Recently we see more and more posts popping up on LinkedIn and elsewhere on how to optimize sales pipelines and other business processes using ChatGPT or some of its siblings. While the proposition is very tempting, there are huge problems for privacy and the protection of personal data, in particular as required under the GDPR.
One of the primary reasons why generative AI is currently not well-suited for handling personal data is that the models are trained on vast amounts of text data, including both public and private sources and the data ‘fed’ to it in the prompts. This means that any personal or sensitive information that you feed into the model will be remembered and potentially reused in future outputs, putting both the data subject and the data controller (the person using the language model) at risk. Firstly, the data is transmitted to the provider of the AI, where it may be distributed and reused and there is no control over this data, leave alone that a much required Data Processing Agreement is not in place and no sufficient guarantees required for a transfer of data to the US are warranted. Secondly, the data could resurface in an unpredictable manner, when other users prompt the AI for something similar.
Using generative AI for example to analyse CVs or personal profiles, constitutes a clear violation of GDPR, the European Union’s General Data Protection Regulation. This regulation mandates that businesses and organizations protect personal data by limiting its processing and ensuring that it is only used for specific, legitimate purposes. By feeding personal data into a generative AI model, you are essentially using it for a purpose that is outside the scope of the original legal base, which is a clear violation of GDPR.
Some data protection authorities (such as the Italian Garante Privacy) have already proceeded to ban ChatGPT in their countries for privacy concerns, with others, including the German Datenschutzkonferenz, the French CNIL, the Privacy Commissioner of Canada and the European Data Protection Board having launched investigations into it and are expected to take similar measures on short term.
Clearly, if you wilfully feed personal data to a system like ChatGPT, there is not much doubt about you violating the GDPR in multiple ways.
Even though ChatGPT may become available in Italy again if certain requirements are met by April 30th, it’s unlikely to be a good idea to use it for personal data.
A somewhat adjacent consideration is that generative AI models are often trained using biased data, which can lead to biased outputs. If personal data is fed into the model, the biases inherent in the training data can be amplified, potentially leading to discriminatory or harmful outputs. This is particularly problematic in the context of personal data, where even unintentional discrimination or harm can have serious consequences for the data subject.

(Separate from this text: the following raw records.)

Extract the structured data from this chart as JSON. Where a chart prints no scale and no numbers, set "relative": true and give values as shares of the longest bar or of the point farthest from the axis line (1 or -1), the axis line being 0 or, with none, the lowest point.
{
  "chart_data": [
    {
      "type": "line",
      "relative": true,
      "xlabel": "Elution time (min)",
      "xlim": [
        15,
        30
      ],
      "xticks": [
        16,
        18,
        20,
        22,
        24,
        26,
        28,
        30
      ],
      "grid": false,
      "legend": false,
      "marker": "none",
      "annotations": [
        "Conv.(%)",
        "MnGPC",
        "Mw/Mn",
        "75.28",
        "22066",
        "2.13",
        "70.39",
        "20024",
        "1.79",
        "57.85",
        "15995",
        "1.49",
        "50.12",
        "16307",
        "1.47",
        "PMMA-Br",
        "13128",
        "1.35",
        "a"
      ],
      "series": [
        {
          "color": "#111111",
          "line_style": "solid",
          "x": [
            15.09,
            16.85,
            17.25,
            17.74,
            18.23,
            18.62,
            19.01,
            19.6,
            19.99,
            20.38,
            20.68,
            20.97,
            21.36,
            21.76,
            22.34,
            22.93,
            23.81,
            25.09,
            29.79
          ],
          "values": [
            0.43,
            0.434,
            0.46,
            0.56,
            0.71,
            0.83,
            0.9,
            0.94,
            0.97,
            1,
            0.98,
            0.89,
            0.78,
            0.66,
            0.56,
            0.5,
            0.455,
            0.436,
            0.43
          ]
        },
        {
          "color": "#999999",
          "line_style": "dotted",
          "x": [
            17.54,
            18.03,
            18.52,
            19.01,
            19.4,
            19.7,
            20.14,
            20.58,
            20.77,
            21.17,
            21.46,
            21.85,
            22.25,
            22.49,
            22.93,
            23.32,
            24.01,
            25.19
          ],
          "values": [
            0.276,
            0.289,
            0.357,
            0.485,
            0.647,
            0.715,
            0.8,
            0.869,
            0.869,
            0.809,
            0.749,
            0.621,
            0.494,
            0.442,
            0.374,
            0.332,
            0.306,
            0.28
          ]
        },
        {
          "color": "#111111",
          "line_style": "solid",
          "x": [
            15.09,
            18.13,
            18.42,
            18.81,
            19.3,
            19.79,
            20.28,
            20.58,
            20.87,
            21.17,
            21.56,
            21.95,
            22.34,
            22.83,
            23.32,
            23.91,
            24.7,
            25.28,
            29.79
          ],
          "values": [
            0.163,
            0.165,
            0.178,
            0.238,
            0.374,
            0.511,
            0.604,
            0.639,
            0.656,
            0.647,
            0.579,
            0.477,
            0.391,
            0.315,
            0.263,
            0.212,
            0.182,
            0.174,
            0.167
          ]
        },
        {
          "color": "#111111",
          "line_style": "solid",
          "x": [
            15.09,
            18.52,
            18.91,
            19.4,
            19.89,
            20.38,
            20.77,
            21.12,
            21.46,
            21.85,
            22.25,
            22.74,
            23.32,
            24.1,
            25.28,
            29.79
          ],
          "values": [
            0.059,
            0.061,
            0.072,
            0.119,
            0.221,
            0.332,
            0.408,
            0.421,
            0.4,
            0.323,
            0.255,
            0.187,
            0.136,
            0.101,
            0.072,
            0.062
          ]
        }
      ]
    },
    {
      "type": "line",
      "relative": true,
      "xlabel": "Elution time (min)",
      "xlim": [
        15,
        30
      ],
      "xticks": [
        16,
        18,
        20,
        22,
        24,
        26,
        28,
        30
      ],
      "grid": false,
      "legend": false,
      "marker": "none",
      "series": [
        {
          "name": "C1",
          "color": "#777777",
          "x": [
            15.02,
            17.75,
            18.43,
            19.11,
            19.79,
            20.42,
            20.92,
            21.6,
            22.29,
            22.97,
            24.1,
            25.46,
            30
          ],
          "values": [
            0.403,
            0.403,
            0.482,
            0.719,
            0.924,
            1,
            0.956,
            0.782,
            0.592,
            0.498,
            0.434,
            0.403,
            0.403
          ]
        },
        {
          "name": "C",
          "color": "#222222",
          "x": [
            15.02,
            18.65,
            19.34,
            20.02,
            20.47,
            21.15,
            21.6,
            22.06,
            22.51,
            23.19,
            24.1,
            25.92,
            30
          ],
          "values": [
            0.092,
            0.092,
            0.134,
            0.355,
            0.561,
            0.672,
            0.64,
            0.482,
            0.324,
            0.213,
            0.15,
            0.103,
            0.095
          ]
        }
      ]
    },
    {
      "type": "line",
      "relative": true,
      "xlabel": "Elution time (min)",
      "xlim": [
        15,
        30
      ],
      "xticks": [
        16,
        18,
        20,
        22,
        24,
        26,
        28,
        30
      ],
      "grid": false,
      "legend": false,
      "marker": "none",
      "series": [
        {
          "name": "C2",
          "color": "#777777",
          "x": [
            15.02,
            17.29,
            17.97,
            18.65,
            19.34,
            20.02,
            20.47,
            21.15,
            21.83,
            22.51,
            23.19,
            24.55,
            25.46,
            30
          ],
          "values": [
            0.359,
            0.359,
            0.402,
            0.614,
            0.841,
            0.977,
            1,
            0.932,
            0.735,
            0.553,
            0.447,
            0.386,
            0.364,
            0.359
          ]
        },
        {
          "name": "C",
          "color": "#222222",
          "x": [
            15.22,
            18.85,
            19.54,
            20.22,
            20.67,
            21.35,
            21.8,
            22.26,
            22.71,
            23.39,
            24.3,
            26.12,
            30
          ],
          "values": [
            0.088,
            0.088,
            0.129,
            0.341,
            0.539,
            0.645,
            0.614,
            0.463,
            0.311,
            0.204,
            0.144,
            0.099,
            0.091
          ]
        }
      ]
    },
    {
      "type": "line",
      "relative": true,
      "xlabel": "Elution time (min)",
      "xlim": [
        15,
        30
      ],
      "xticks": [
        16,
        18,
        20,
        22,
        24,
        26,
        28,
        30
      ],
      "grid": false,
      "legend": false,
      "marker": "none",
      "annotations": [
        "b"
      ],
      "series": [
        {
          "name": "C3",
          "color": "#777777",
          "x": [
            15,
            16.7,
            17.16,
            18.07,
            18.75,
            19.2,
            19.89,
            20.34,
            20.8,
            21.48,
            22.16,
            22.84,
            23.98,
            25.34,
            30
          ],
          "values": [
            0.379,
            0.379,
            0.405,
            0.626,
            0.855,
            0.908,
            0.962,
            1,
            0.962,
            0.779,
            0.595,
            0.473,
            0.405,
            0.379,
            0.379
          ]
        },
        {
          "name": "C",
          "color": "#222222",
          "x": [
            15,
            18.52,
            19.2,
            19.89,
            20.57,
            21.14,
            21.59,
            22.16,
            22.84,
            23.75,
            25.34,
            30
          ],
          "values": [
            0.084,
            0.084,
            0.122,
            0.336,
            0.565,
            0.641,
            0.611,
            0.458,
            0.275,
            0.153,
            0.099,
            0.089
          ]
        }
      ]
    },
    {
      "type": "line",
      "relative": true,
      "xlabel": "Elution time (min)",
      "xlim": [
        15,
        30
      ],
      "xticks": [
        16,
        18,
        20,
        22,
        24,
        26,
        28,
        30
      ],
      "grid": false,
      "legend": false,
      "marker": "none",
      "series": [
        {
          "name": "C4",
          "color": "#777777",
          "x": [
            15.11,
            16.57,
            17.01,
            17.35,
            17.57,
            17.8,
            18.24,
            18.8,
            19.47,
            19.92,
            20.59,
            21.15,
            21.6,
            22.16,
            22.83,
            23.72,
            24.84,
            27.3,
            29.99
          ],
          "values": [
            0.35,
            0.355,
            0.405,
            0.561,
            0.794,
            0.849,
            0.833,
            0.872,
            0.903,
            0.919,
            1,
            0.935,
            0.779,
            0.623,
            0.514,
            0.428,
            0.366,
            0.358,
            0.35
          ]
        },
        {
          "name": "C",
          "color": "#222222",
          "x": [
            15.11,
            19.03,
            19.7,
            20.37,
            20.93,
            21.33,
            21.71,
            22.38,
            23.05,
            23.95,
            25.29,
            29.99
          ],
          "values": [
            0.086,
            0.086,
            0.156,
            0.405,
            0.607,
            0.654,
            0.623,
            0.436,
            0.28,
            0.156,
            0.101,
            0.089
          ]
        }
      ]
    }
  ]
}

In short, using generative AI for anything involving personal data is a risky proposition that should be avoided until solid measures to protect this data are in place. There are plenty of business opportunities in this space to prioritize privacy and data protection, such as differential privacy or federated learning. These approaches are designed to protect personal data by limiting its exposure and minimizing the risk of re-identification, while still allowing for meaningful analysis and insights. TechGDPR has developed a support program for ethical and compliant use of Artificial Intelligence, which may help remediate issues.